RIS ID
21482
Abstract
There were a few Italians in Griffith when the Murrumbidgee Irrigation Area Scheme began in 1913, but they did not arrive in large numbers until after the Second World War. They joined over a thousand people of Italian birth or direct descent who had succeeded at small-scale farming and displaced the majority of Australians who had been the original block-holders. This produced some resentment and discrimination, which led to Italians setting up their own economic and social networks. They did not however act as a single community ; fundamental divisions between Northern and Southern immigrants remained and persisted, and so did old prejudices about the status of women. These differences became significant politically, when in 1984 the electors ended 40 years of control of the State electorate of Murrumbidgee by the Australian Labor Party.

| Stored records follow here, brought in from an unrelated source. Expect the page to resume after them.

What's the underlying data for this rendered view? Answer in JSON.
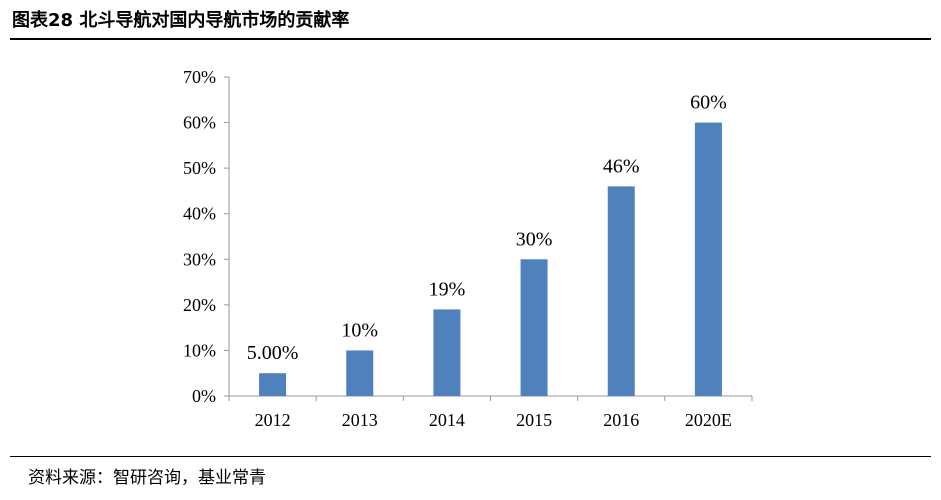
{
  "figure": {
    "title": "图表28  北斗导航对国内导航市场的贡献率",
    "source": "资料来源：智研咨询，基业常青"
  },
  "chart_data": {
    "type": "bar",
    "title": "",
    "xlabel": "",
    "ylabel": "",
    "categories": [
      "2012",
      "2013",
      "2014",
      "2015",
      "2016",
      "2020E"
    ],
    "values": [
      5,
      10,
      19,
      30,
      46,
      60
    ],
    "data_labels": [
      "5.00%",
      "10%",
      "19%",
      "30%",
      "46%",
      "60%"
    ],
    "ylim": [
      0,
      70
    ],
    "yticks": [
      0,
      10,
      20,
      30,
      40,
      50,
      60,
      70
    ],
    "ytick_labels": [
      "0%",
      "10%",
      "20%",
      "30%",
      "40%",
      "50%",
      "60%",
      "70%"
    ],
    "bar_color": "#4f81bd",
    "grid": false,
    "legend": "none"
  }
}
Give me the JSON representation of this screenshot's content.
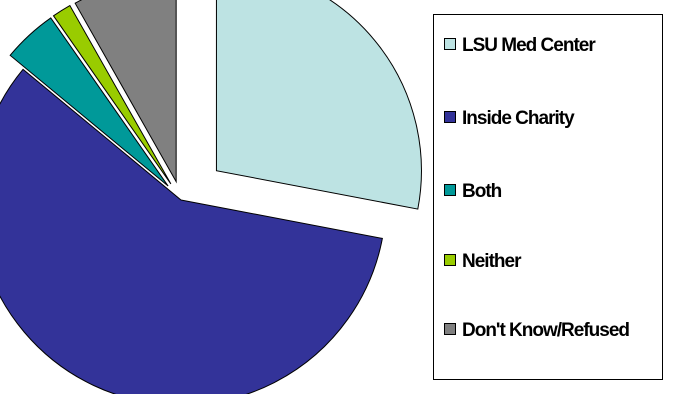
{
  "chart_data": {
    "type": "pie",
    "title": "",
    "slices": [
      {
        "label": "LSU Med Center",
        "value": 28.0,
        "color": "#BDE3E3",
        "exploded": true
      },
      {
        "label": "Inside Charity",
        "value": 58.0,
        "color": "#333399",
        "exploded": true
      },
      {
        "label": "Both",
        "value": 4.3,
        "color": "#009999",
        "exploded": true
      },
      {
        "label": "Neither",
        "value": 1.5,
        "color": "#99CC00",
        "exploded": true
      },
      {
        "label": "Don't Know/Refused",
        "value": 8.2,
        "color": "#808080",
        "exploded": true
      }
    ],
    "legend_position": "right"
  },
  "legend": {
    "items": [
      {
        "label": "LSU Med Center",
        "color": "#BDE3E3"
      },
      {
        "label": "Inside Charity",
        "color": "#333399"
      },
      {
        "label": "Both",
        "color": "#009999"
      },
      {
        "label": "Neither",
        "color": "#99CC00"
      },
      {
        "label": "Don't Know/Refused",
        "color": "#808080"
      }
    ]
  }
}
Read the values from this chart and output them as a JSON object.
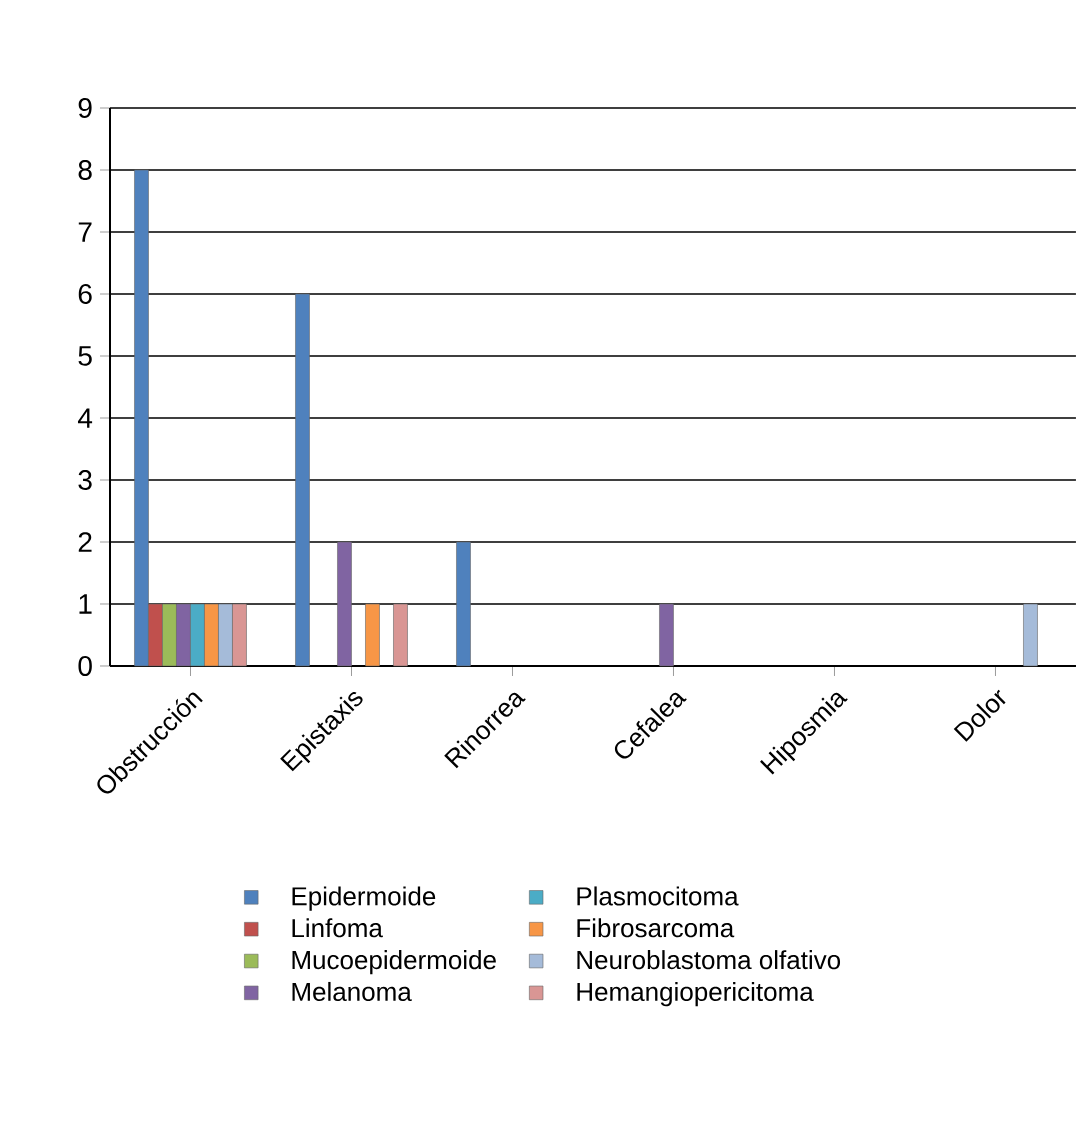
{
  "chart_data": {
    "type": "bar",
    "categories": [
      "Obstrucción",
      "Epistaxis",
      "Rinorrea",
      "Cefalea",
      "Hiposmia",
      "Dolor"
    ],
    "series": [
      {
        "name": "Epidermoide",
        "color": "#4f81bd",
        "values": [
          8,
          6,
          2,
          null,
          null,
          null
        ]
      },
      {
        "name": "Linfoma",
        "color": "#c0504d",
        "values": [
          1,
          null,
          null,
          null,
          null,
          null
        ]
      },
      {
        "name": "Mucoepidermoide",
        "color": "#9bbb59",
        "values": [
          1,
          null,
          null,
          null,
          null,
          null
        ]
      },
      {
        "name": "Melanoma",
        "color": "#8064a2",
        "values": [
          1,
          2,
          null,
          1,
          null,
          null
        ]
      },
      {
        "name": "Plasmocitoma",
        "color": "#4bacc6",
        "values": [
          1,
          null,
          null,
          null,
          null,
          null
        ]
      },
      {
        "name": "Fibrosarcoma",
        "color": "#f79646",
        "values": [
          1,
          1,
          null,
          null,
          null,
          null
        ]
      },
      {
        "name": "Neuroblastoma olfativo",
        "color": "#a5bbd9",
        "values": [
          1,
          null,
          null,
          null,
          null,
          1
        ]
      },
      {
        "name": "Hemangiopericitoma",
        "color": "#d99694",
        "values": [
          1,
          1,
          null,
          null,
          null,
          null
        ]
      }
    ],
    "ylim": [
      0,
      9
    ],
    "yticks": [
      0,
      1,
      2,
      3,
      4,
      5,
      6,
      7,
      8,
      9
    ],
    "grid": "y",
    "legend": "bottom"
  }
}
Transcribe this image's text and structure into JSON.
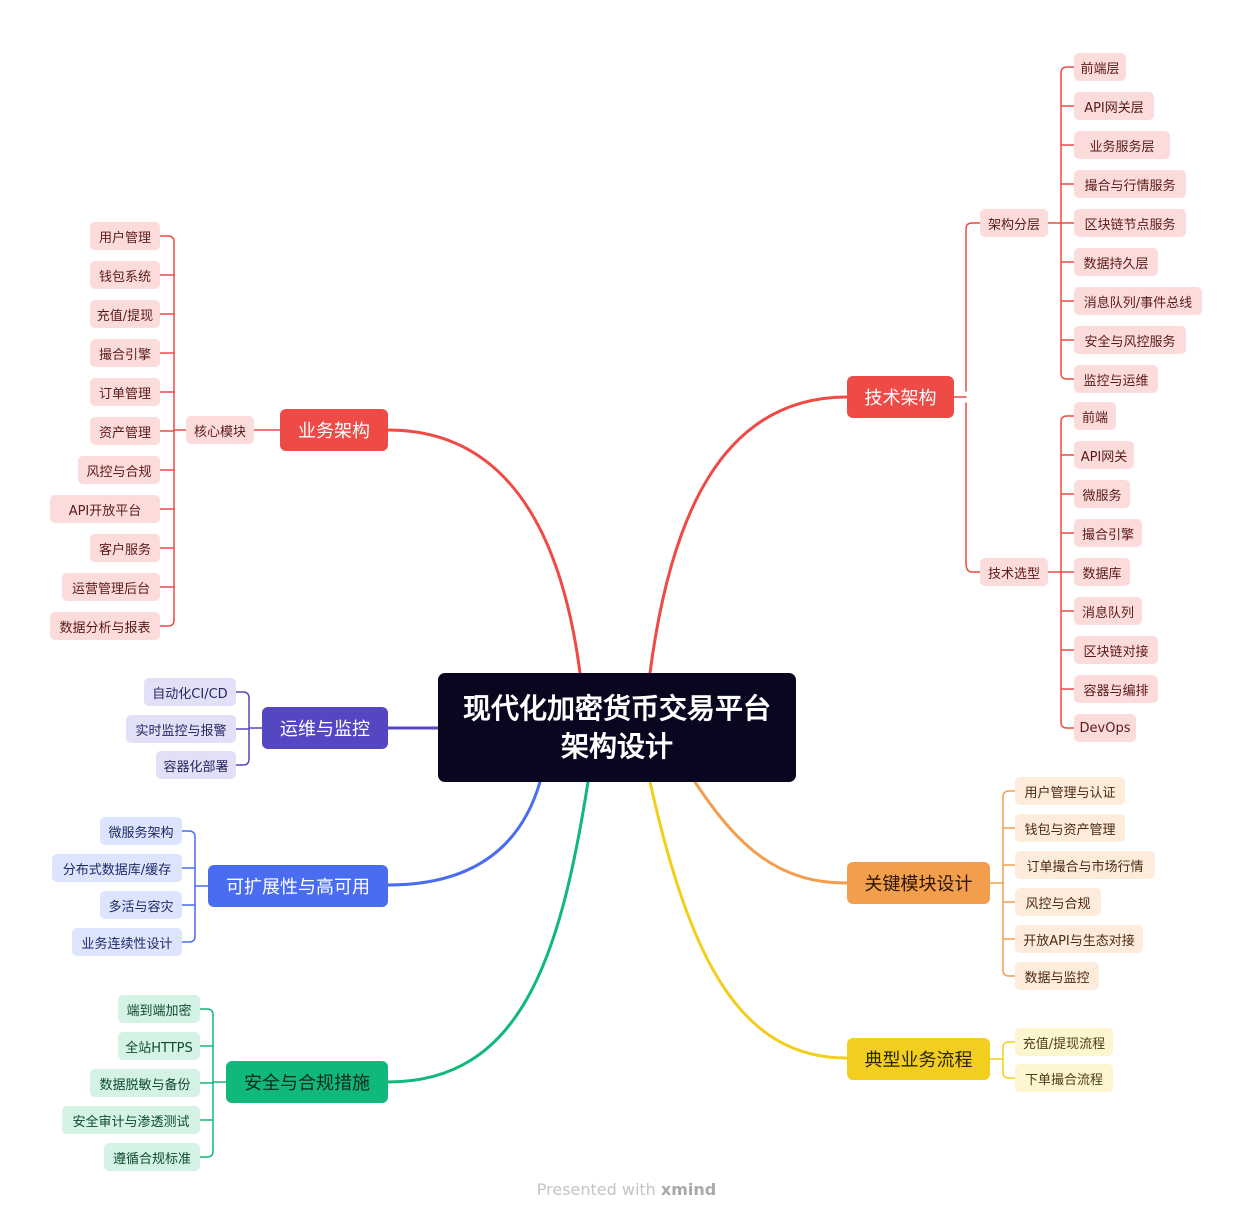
{
  "central_topic": "现代化加密货币交易平台架构设计",
  "footer": {
    "prefix": "Presented with",
    "brand": "xmind"
  },
  "colors": {
    "root": "#08071f",
    "red": "#ee4a46",
    "red_light": "#fcdcda",
    "orange": "#f39e4c",
    "orange_light": "#fdebdc",
    "yellow": "#f2cf1f",
    "yellow_light": "#fdf5cf",
    "green": "#10b87a",
    "green_light": "#d4f3e5",
    "blue": "#4a6cf0",
    "blue_light": "#dde4fd",
    "indigo": "#5546c2",
    "indigo_light": "#e2e0f6"
  },
  "branches": [
    {
      "label": "技术架构",
      "color": "red",
      "children": [
        {
          "label": "架构分层",
          "children": [
            "前端层",
            "API网关层",
            "业务服务层",
            "撮合与行情服务",
            "区块链节点服务",
            "数据持久层",
            "消息队列/事件总线",
            "安全与风控服务",
            "监控与运维"
          ]
        },
        {
          "label": "技术选型",
          "children": [
            "前端",
            "API网关",
            "微服务",
            "撮合引擎",
            "数据库",
            "消息队列",
            "区块链对接",
            "容器与编排",
            "DevOps"
          ]
        }
      ]
    },
    {
      "label": "关键模块设计",
      "color": "orange",
      "children": [
        "用户管理与认证",
        "钱包与资产管理",
        "订单撮合与市场行情",
        "风控与合规",
        "开放API与生态对接",
        "数据与监控"
      ]
    },
    {
      "label": "典型业务流程",
      "color": "yellow",
      "children": [
        "充值/提现流程",
        "下单撮合流程"
      ]
    },
    {
      "label": "业务架构",
      "color": "red",
      "children": [
        {
          "label": "核心模块",
          "children": [
            "用户管理",
            "钱包系统",
            "充值/提现",
            "撮合引擎",
            "订单管理",
            "资产管理",
            "风控与合规",
            "API开放平台",
            "客户服务",
            "运营管理后台",
            "数据分析与报表"
          ]
        }
      ]
    },
    {
      "label": "运维与监控",
      "color": "indigo",
      "children": [
        "自动化CI/CD",
        "实时监控与报警",
        "容器化部署"
      ]
    },
    {
      "label": "可扩展性与高可用",
      "color": "blue",
      "children": [
        "微服务架构",
        "分布式数据库/缓存",
        "多活与容灾",
        "业务连续性设计"
      ]
    },
    {
      "label": "安全与合规措施",
      "color": "green",
      "children": [
        "端到端加密",
        "全站HTTPS",
        "数据脱敏与备份",
        "安全审计与渗透测试",
        "遵循合规标准"
      ]
    }
  ]
}
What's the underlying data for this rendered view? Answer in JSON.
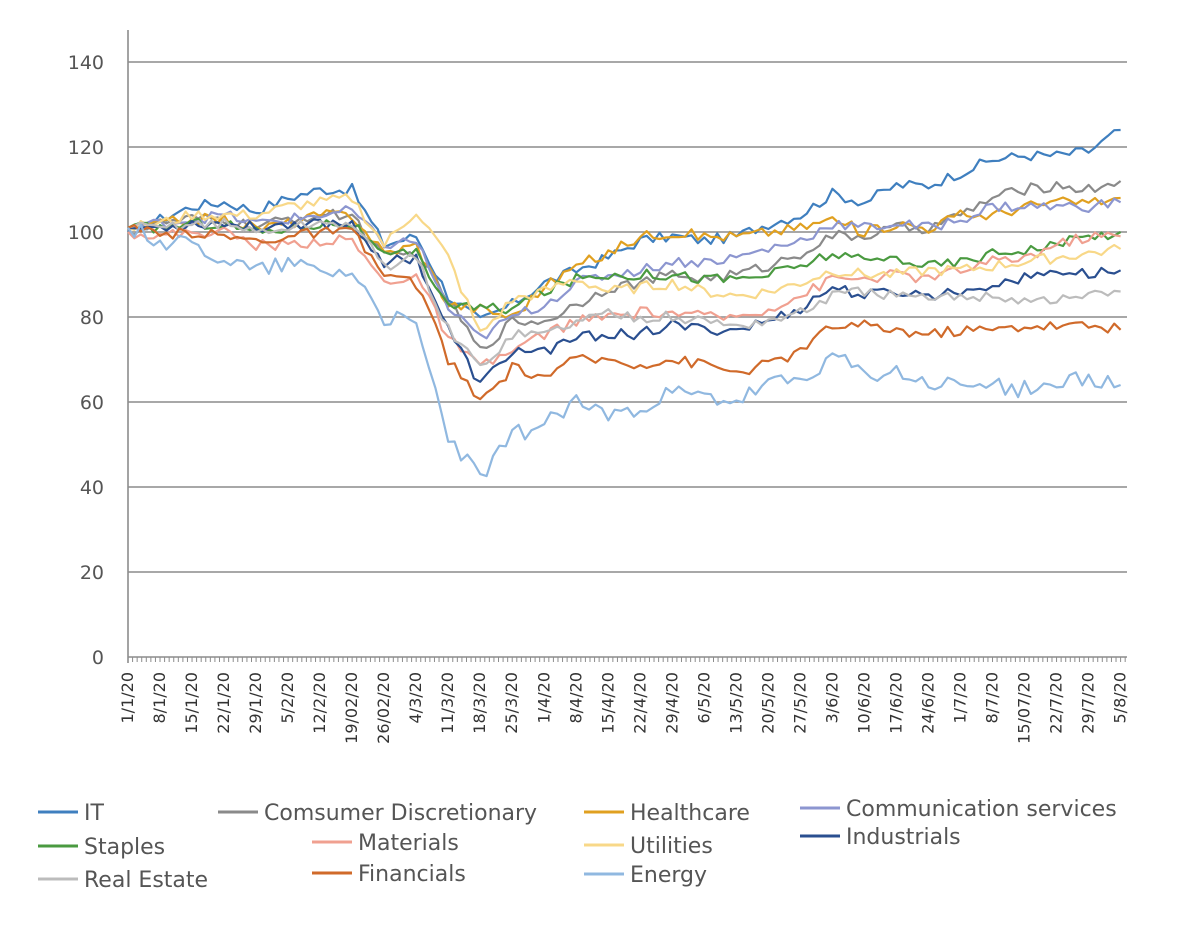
{
  "chart_data": {
    "type": "line",
    "title": "",
    "xlabel": "",
    "ylabel": "",
    "ylim": [
      0,
      140
    ],
    "y_ticks": [
      "0",
      "20",
      "40",
      "60",
      "80",
      "100",
      "120",
      "140"
    ],
    "y_tick_values": [
      0,
      20,
      40,
      60,
      80,
      100,
      120,
      140
    ],
    "grid": "horizontal",
    "legend_position": "bottom",
    "x_tick_labels": [
      "1/1/20",
      "8/1/20",
      "15/1/20",
      "22/1/20",
      "29/1/20",
      "5/2/20",
      "12/2/20",
      "19/02/20",
      "26/02/20",
      "4/3/20",
      "11/3/20",
      "18/3/20",
      "25/3/20",
      "1/4/20",
      "8/4/20",
      "15/4/20",
      "22/4/20",
      "29/4/20",
      "6/5/20",
      "13/5/20",
      "20/5/20",
      "27/5/20",
      "3/6/20",
      "10/6/20",
      "17/6/20",
      "24/6/20",
      "1/7/20",
      "8/7/20",
      "15/07/20",
      "22/7/20",
      "29/7/20",
      "5/8/20"
    ],
    "x_ticks_at_weeks": [
      0,
      1,
      2,
      3,
      4,
      5,
      6,
      7,
      8,
      9,
      10,
      11,
      12,
      13,
      14,
      15,
      16,
      17,
      18,
      19,
      20,
      21,
      22,
      23,
      24,
      25,
      26,
      27,
      28,
      29,
      30,
      31
    ],
    "series": [
      {
        "name": "IT",
        "color": "#3f7fbf",
        "values": [
          100,
          103,
          106,
          107,
          105,
          108,
          110,
          110,
          97,
          99,
          85,
          79,
          83,
          88,
          91,
          94,
          98,
          99,
          98,
          99,
          102,
          104,
          109,
          107,
          111,
          111,
          114,
          117,
          118,
          118,
          119,
          124
        ]
      },
      {
        "name": "Comsumer Discretionary",
        "color": "#8a8a8a",
        "values": [
          100,
          102,
          103,
          103,
          101,
          103,
          104,
          104,
          94,
          95,
          84,
          72,
          79,
          79,
          83,
          87,
          88,
          90,
          89,
          90,
          92,
          95,
          99,
          99,
          101,
          101,
          104,
          108,
          110,
          111,
          110,
          112
        ]
      },
      {
        "name": "Healthcare",
        "color": "#e0a020",
        "values": [
          101,
          102,
          103,
          103,
          101,
          102,
          104,
          104,
          95,
          97,
          83,
          82,
          80,
          87,
          92,
          95,
          99,
          100,
          99,
          99,
          100,
          101,
          103,
          100,
          102,
          101,
          104,
          104,
          106,
          107,
          107,
          108
        ]
      },
      {
        "name": "Communication services",
        "color": "#8c96d0",
        "values": [
          101,
          102,
          103,
          104,
          102,
          103,
          104,
          105,
          97,
          98,
          82,
          75,
          80,
          83,
          88,
          90,
          91,
          93,
          93,
          94,
          96,
          98,
          102,
          101,
          102,
          101,
          103,
          106,
          106,
          106,
          106,
          107
        ]
      },
      {
        "name": "Staples",
        "color": "#4a9a40",
        "values": [
          101,
          101,
          102,
          102,
          100,
          101,
          102,
          102,
          94,
          95,
          83,
          82,
          82,
          86,
          89,
          90,
          90,
          90,
          89,
          89,
          90,
          92,
          95,
          93,
          94,
          92,
          93,
          95,
          96,
          97,
          99,
          100
        ]
      },
      {
        "name": "Materials",
        "color": "#f0a090",
        "values": [
          100,
          99,
          100,
          100,
          97,
          97,
          98,
          98,
          88,
          90,
          75,
          68,
          72,
          76,
          79,
          80,
          81,
          81,
          80,
          80,
          82,
          85,
          89,
          89,
          90,
          89,
          91,
          93,
          94,
          97,
          99,
          99
        ]
      },
      {
        "name": "Utilities",
        "color": "#f8d888",
        "values": [
          101,
          102,
          104,
          104,
          104,
          106,
          107,
          108,
          97,
          105,
          94,
          76,
          84,
          86,
          89,
          86,
          87,
          88,
          86,
          85,
          86,
          88,
          91,
          90,
          90,
          91,
          91,
          92,
          93,
          94,
          95,
          96
        ]
      },
      {
        "name": "Industrials",
        "color": "#2a4f90",
        "values": [
          101,
          101,
          102,
          102,
          101,
          102,
          102,
          102,
          93,
          94,
          77,
          64,
          72,
          72,
          75,
          76,
          76,
          78,
          77,
          77,
          79,
          82,
          87,
          85,
          86,
          85,
          86,
          88,
          89,
          91,
          90,
          91
        ]
      },
      {
        "name": "Real Estate",
        "color": "#bcbcbc",
        "values": [
          101,
          101,
          102,
          102,
          100,
          101,
          102,
          102,
          92,
          94,
          77,
          68,
          76,
          76,
          79,
          81,
          80,
          80,
          79,
          78,
          79,
          81,
          85,
          86,
          85,
          84,
          85,
          85,
          84,
          84,
          85,
          86
        ]
      },
      {
        "name": "Financials",
        "color": "#d06a2a",
        "values": [
          101,
          99,
          100,
          99,
          98,
          99,
          100,
          100,
          90,
          88,
          70,
          60,
          68,
          66,
          70,
          70,
          69,
          70,
          69,
          67,
          69,
          72,
          78,
          78,
          77,
          76,
          77,
          77,
          78,
          78,
          78,
          77
        ]
      },
      {
        "name": "Energy",
        "color": "#90b8e0",
        "values": [
          101,
          98,
          97,
          94,
          91,
          93,
          91,
          91,
          80,
          78,
          52,
          42,
          52,
          55,
          60,
          57,
          59,
          62,
          61,
          60,
          64,
          65,
          71,
          66,
          67,
          64,
          64,
          64,
          63,
          65,
          65,
          64
        ]
      }
    ]
  }
}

But they do not alone explain that result; the defeat of the Labor candidate at that and all elections that have followed reflected also the increasing prosperity of the Griffith Italians, many of whom had become landowners of properties very much larger than the little blocks they or their fathers had once farmed as lessees.
Publication Details
Hagan, J, From Bicycles to Mercedes. Italians in Rural NSW and Political Choice: Griffith 1947-1984, in Hagan, J and Rando, G (eds), La Diaspora italiana dopo la Seconda Guerra Mondiale. The Italian Diaspora after the Second World War, Bivongi [RC], International AM Edizioni, 2007, 339-347.